Conductor #1: I have to head back to check out a problem.
Conductor #2: What’s the problem?
Conductor #1: Apparently some guy is masturbating in his seat.
Conductor #3: Could you two please switch to another channel?

–Metro-North train

Overheard by: Steve Ross

Mom: Nigga, chill! Grandma’s going to make you some Spanish baked ziti. And I got me some tequila, some margarita mix, and a big ass bottle of tequila, and dat shit’s about to get twisted!

A train rushes by on other track.

Mom: Damn! That shit just gave me an orgasm!

–Metro-North train

Overheard by: Emily Aldridge

Old woman: I need to see the lady to get my PIN number to activate my card.
Old man: They sent you your PIN.
Old woman: I need to see that lady over there.
Old man: I’m telling you, you have your PIN already.
Old woman: Just shut your fucking mouth while I see the lady.

–Bank of America, Chambers & Broadway

Overheard by: Anna

Teen boy #1: Yo, why the fuck these niggas keep getting on? Ain’t no room for them.
Teen boy #2: Next bus! Next bus, please!
Teen boy #1: Ugh, what the fuck, man? What they gonna do, climb up people’s ass?
Teen boy #3: The bus driver should tell them to move back.
Teen boy #1: Pssh, that shit don’t work.
Teen boy #3: Naw man, it does. Last time on the school bus, the driver was like, “Stop playin’, niggas.” For real, that’s what he said.

–Q13 bus

Store guy: Ha!
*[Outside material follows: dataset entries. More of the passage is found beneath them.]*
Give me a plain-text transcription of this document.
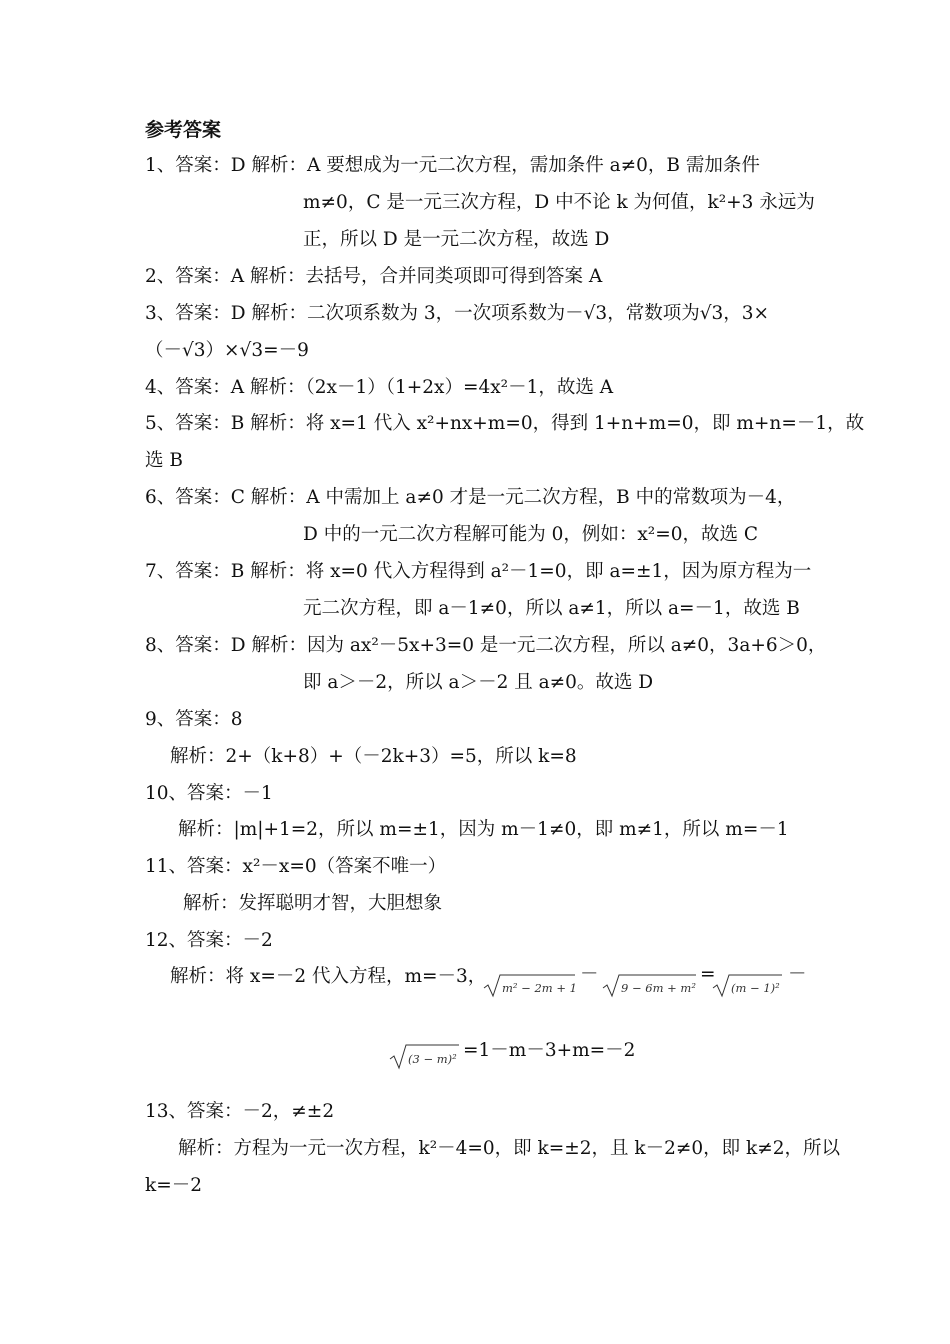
参考答案
1、答案：D 解析：A 要想成为一元二次方程，需加条件 a≠0，B 需加条件
m≠0，C 是一元三次方程，D 中不论 k 为何值，k²+3 永远为
正，所以 D 是一元二次方程，故选 D
2、答案：A 解析：去括号，合并同类项即可得到答案 A
3、答案：D 解析：二次项系数为 3，一次项系数为－√3，常数项为√3，3×
（－√3）×√3=－9
4、答案：A 解析：（2x－1）（1+2x）=4x²－1，故选 A
5、答案：B 解析：将 x=1 代入 x²+nx+m=0，得到 1+n+m=0，即 m+n=－1，故
选 B
6、答案：C 解析：A 中需加上 a≠0 才是一元二次方程，B 中的常数项为－4，
D 中的一元二次方程解可能为 0，例如：x²=0，故选 C
7、答案：B 解析：将 x=0 代入方程得到 a²－1=0，即 a=±1，因为原方程为一
元二次方程，即 a－1≠0，所以 a≠1，所以 a=－1，故选 B
8、答案：D 解析：因为 ax²－5x+3=0 是一元二次方程，所以 a≠0，3a+6＞0，
即 a＞－2，所以 a＞－2 且 a≠0。故选 D
9、答案：8
解析：2+（k+8）+（－2k+3）=5，所以 k=8
10、答案：－1
解析：|m|+1=2，所以 m=±1，因为 m－1≠0，即 m≠1，所以 m=－1
11、答案：x²－x=0（答案不唯一）
解析：发挥聪明才智，大胆想象
12、答案：－2
解析：将 x=－2 代入方程，m=－3，
m² − 2m + 1
－
9 − 6m + m²
=
(m − 1)²
－
(3 − m)² =1－m－3+m=－2
13、答案：－2，≠±2
解析：方程为一元一次方程，k²－4=0，即 k=±2，且 k－2≠0，即 k≠2，所以
k=－2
Nice scooter.
Girl: At least I don’t work at Foot Locker, asshole.
Store guy: At least I don’t wear plaid and play lesbian softball.

–Delancey & Allen

Mom: Honey, smile!
Teen girl: Supermodels don’t smile.

–Central Park

Overheard by: D. Lowy

Girl #1: Let’s take a picture! It’ll be cute! Hee, hee, hee.
Girl #2: No way! I just ate!

–65th & Madison

Overheard by: gabe wigrom

Girl: Do you sell tights with feet?
Store chick: Sorry, we only sell stuff that’s trendy.
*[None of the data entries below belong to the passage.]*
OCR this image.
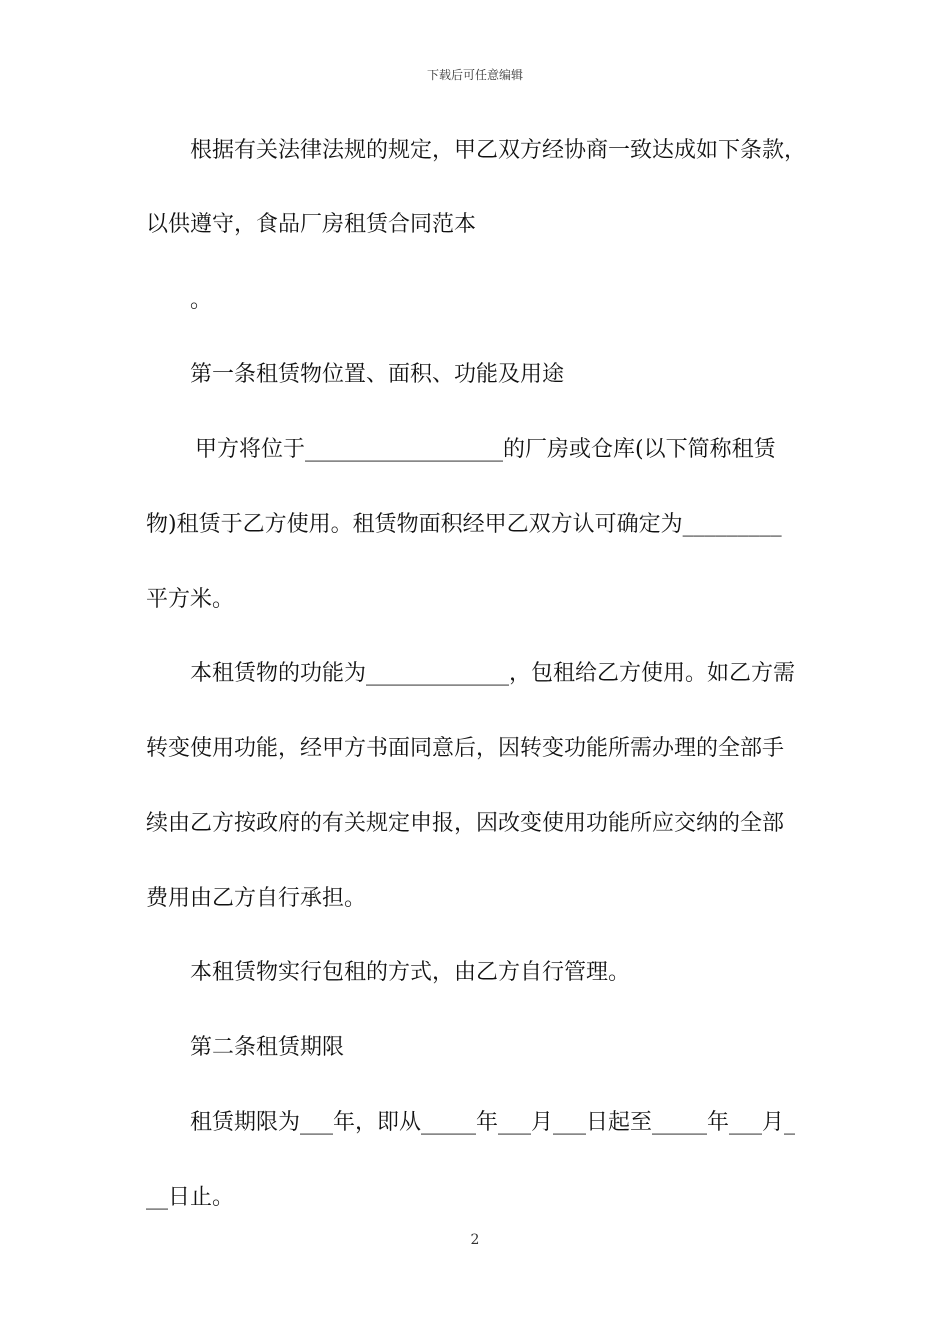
下载后可任意编辑
根据有关法律法规的规定，甲乙双方经协商一致达成如下条款，
以供遵守，食品厂房租赁合同范本
。
第一条租赁物位置、面积、功能及用途
甲方将位于__________________的厂房或仓库(以下简称租赁
物)租赁于乙方使用。租赁物面积经甲乙双方认可确定为_________
平方米。
本租赁物的功能为_____________，包租给乙方使用。如乙方需
转变使用功能，经甲方书面同意后，因转变功能所需办理的全部手
续由乙方按政府的有关规定申报，因改变使用功能所应交纳的全部
费用由乙方自行承担。
本租赁物实行包租的方式，由乙方自行管理。
第二条租赁期限
租赁期限为___年，即从_____年___月___日起至_____年___月_
__日止。
2
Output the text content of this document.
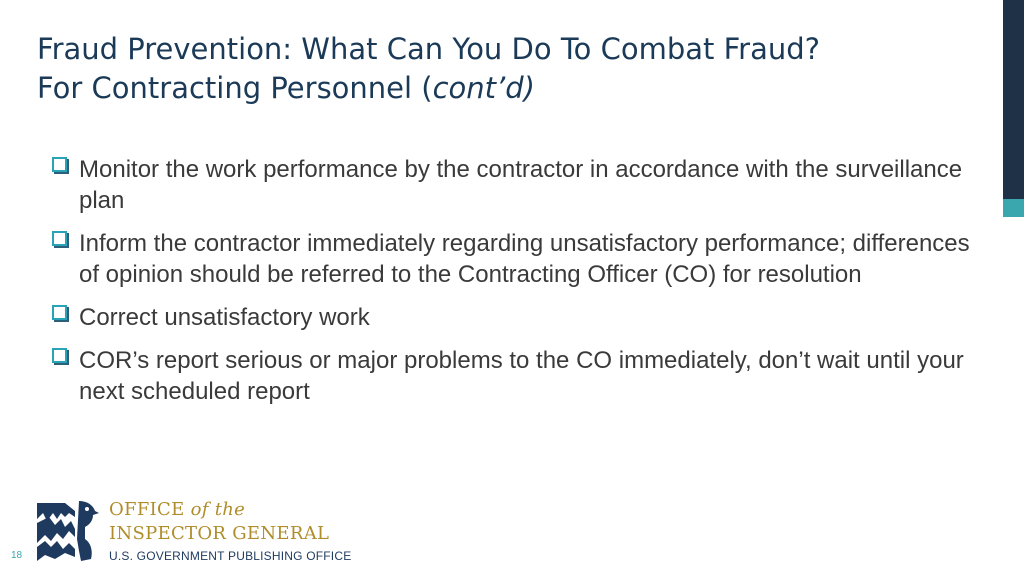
Fraud Prevention: What Can You Do To Combat Fraud?
For Contracting Personnel (cont’d)
Monitor the work performance by the contractor in accordance with the surveillance plan
Inform the contractor immediately regarding unsatisfactory performance; differences of opinion should be referred to the Contracting Officer (CO) for resolution
Correct unsatisfactory work
COR’s report serious or major problems to the CO immediately, don’t wait until your next scheduled report
18
OFFICE of the
INSPECTOR GENERAL
U.S. GOVERNMENT PUBLISHING OFFICE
–Urban Outfitters, 14th & 6th

Overheard by: Amusled

Mom: If you don’t stop acting up I’m going to push you back into my tummy.
Little girl: No you can’t.
Mom: And why not? You came out of me, so I can certainly shove you back in.
Little girl: Because if you do, I’ll start screaming and call the cops on you.

–Daffy’s, Atlantic Center

Overheard by: Need a Belt

Guy #1: You should feel honored to live in New Jersey.
Guy #2: I like living in Jersey. It just really sucks commuting here every day.
Guy #1: It’s like the Jews being kosher. It’s the price you pay for being chosen.